The Breach That Is Already Happening
Security teams have spent decades building perimeters around their most sensitive data. Firewalls, VPNs, DLP policies, access controls — layers upon layers designed to keep confidential information inside the organisation. Then their own employees started using ChatGPT, and a significant portion of those carefully constructed perimeters became largely irrelevant.
The data point that should be on every CTO's desk right now comes from the LayerX 2025 Enterprise AI Security Report: 77% of enterprise employees who use AI tools have pasted company data into a public chatbot query. Not sometimes. Routinely. And 22% of those incidents involved confidential personal or financial information — the exact categories that trigger GDPR, CCPA, and sector-specific regulatory obligations.
This is not a future threat to model.

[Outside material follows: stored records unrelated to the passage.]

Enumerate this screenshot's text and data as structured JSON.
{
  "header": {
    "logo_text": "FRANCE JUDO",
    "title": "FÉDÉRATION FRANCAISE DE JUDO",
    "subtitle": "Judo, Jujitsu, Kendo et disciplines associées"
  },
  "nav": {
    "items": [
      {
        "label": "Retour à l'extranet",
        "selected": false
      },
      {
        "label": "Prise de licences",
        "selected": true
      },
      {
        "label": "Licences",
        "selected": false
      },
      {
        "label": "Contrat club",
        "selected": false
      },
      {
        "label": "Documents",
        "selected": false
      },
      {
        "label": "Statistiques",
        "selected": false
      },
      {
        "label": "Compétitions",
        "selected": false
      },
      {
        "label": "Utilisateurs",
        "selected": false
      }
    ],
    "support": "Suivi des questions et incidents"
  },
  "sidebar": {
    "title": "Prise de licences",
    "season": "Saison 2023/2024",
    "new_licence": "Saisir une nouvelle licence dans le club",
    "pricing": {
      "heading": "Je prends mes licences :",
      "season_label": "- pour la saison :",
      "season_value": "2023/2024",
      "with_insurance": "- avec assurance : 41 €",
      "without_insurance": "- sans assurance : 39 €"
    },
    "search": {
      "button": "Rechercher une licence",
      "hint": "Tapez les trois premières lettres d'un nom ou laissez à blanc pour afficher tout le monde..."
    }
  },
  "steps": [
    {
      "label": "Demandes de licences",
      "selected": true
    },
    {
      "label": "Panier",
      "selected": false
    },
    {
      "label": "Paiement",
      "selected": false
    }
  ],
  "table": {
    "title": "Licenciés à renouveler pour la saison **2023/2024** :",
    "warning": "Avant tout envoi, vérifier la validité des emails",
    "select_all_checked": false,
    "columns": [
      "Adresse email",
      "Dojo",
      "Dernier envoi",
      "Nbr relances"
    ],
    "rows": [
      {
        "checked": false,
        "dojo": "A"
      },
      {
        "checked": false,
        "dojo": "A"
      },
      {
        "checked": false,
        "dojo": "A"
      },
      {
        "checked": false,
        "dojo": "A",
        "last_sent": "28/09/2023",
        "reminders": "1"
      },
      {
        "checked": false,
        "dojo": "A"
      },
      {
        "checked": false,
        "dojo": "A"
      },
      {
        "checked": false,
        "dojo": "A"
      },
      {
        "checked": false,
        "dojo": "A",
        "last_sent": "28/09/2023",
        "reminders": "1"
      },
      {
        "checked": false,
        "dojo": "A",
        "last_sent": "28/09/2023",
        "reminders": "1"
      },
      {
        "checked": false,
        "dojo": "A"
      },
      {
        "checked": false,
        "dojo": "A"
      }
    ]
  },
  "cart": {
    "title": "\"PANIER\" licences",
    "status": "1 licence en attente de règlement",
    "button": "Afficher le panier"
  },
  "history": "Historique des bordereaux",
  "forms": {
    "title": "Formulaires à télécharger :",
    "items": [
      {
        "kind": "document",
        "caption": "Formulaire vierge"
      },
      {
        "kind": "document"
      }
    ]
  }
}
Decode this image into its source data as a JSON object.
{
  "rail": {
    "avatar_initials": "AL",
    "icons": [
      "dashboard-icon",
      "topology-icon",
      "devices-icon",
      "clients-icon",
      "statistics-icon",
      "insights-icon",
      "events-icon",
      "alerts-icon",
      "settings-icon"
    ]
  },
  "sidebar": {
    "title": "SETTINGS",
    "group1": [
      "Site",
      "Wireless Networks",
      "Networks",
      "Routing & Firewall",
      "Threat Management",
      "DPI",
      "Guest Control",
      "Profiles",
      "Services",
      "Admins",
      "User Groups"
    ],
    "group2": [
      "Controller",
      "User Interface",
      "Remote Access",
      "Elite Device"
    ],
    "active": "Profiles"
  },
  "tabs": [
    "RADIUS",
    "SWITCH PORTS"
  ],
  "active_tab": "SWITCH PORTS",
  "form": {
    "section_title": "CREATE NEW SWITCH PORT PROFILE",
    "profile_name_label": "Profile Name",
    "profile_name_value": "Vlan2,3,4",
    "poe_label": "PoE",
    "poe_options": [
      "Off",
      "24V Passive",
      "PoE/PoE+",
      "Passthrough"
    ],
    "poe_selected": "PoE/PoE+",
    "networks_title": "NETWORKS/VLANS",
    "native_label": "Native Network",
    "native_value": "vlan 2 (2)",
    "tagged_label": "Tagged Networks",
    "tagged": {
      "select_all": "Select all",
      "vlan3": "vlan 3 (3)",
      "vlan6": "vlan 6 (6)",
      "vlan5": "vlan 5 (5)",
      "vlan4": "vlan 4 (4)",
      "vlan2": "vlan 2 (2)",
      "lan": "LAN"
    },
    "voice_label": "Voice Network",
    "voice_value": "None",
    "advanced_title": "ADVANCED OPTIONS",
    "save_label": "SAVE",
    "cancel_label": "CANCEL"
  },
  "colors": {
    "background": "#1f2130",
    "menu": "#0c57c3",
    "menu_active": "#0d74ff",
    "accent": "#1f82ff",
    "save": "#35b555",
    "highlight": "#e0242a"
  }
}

It is a current breach pattern at scale, happening today in most large organisations whether or not it appears in any incident log. The reason it rarely appears in incident logs is that it is nearly invisible: a copy-paste into a browser tab leaves no DLP alert, no access log, no anomaly signal. It looks like a Tuesday.
Samsung discovered the scale of the problem in a particularly costly way in 2023: engineers at the semiconductor division pasted proprietary source code and internal meeting notes into ChatGPT while debugging. The data was, by design, used to improve the model. Samsung's response was a company-wide ban on generative AI tools — a reaction that illustrates both the severity of the exposure and the bluntness of the tools most organisations reach for when they finally respond to it.

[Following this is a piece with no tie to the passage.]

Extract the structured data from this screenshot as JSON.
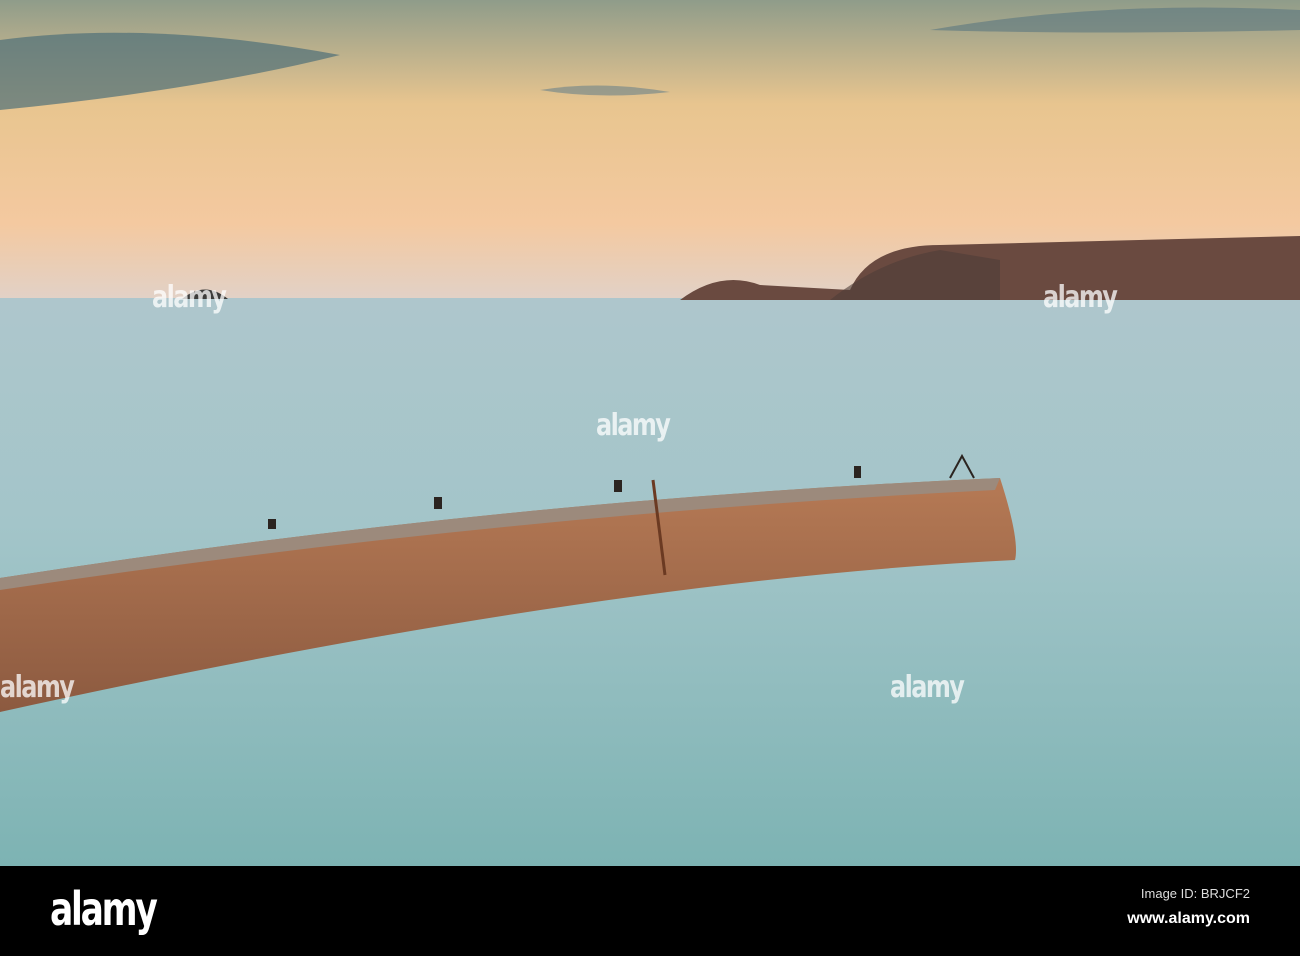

Shadow AI: The Governance Gap Beneath the Surface
Shadow AI — the use of AI tools outside of official IT approval and governance processes — has become the enterprise security story of 2026 in a way that shadow IT never quite managed. The adoption velocity is simply different. Employees adopted personal cloud storage and messaging apps gradually. They adopted AI tools immediately, because the productivity gains were obvious and the friction was zero.
The scale is not marginal. Research across enterprise populations consistently shows that the number of employees actively using AI tools exceeds the number of officially sanctioned AI deployments by a factor of five to ten. In practical terms: your security team has probably reviewed and approved three to five AI tools. Your employees are using forty to sixty.

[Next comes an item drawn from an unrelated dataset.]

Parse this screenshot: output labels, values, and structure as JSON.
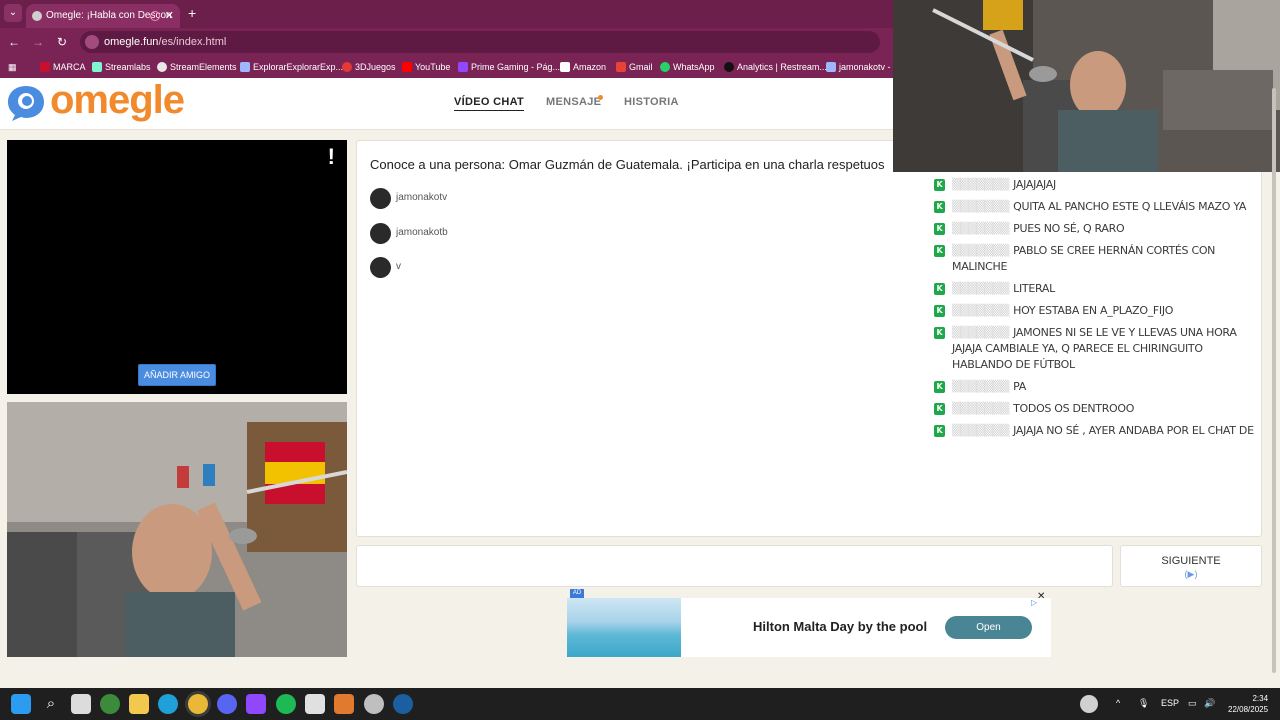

The risk profile of shadow AI is not just about data exfiltration. It is also about organisational liability. Air Canada provides the clearest legal precedent: its AI chatbot fabricated a bereavement travel policy that did not exist, a passenger relied on it and was denied the fare reduction, and the dispute went to tribunal. The court found Air Canada liable for its AI's statements and ordered it to honour the fabricated policy. The organisation that deploys an AI — even an unauthorised one used by a single employee in a customer-facing context — can inherit liability for that AI's outputs.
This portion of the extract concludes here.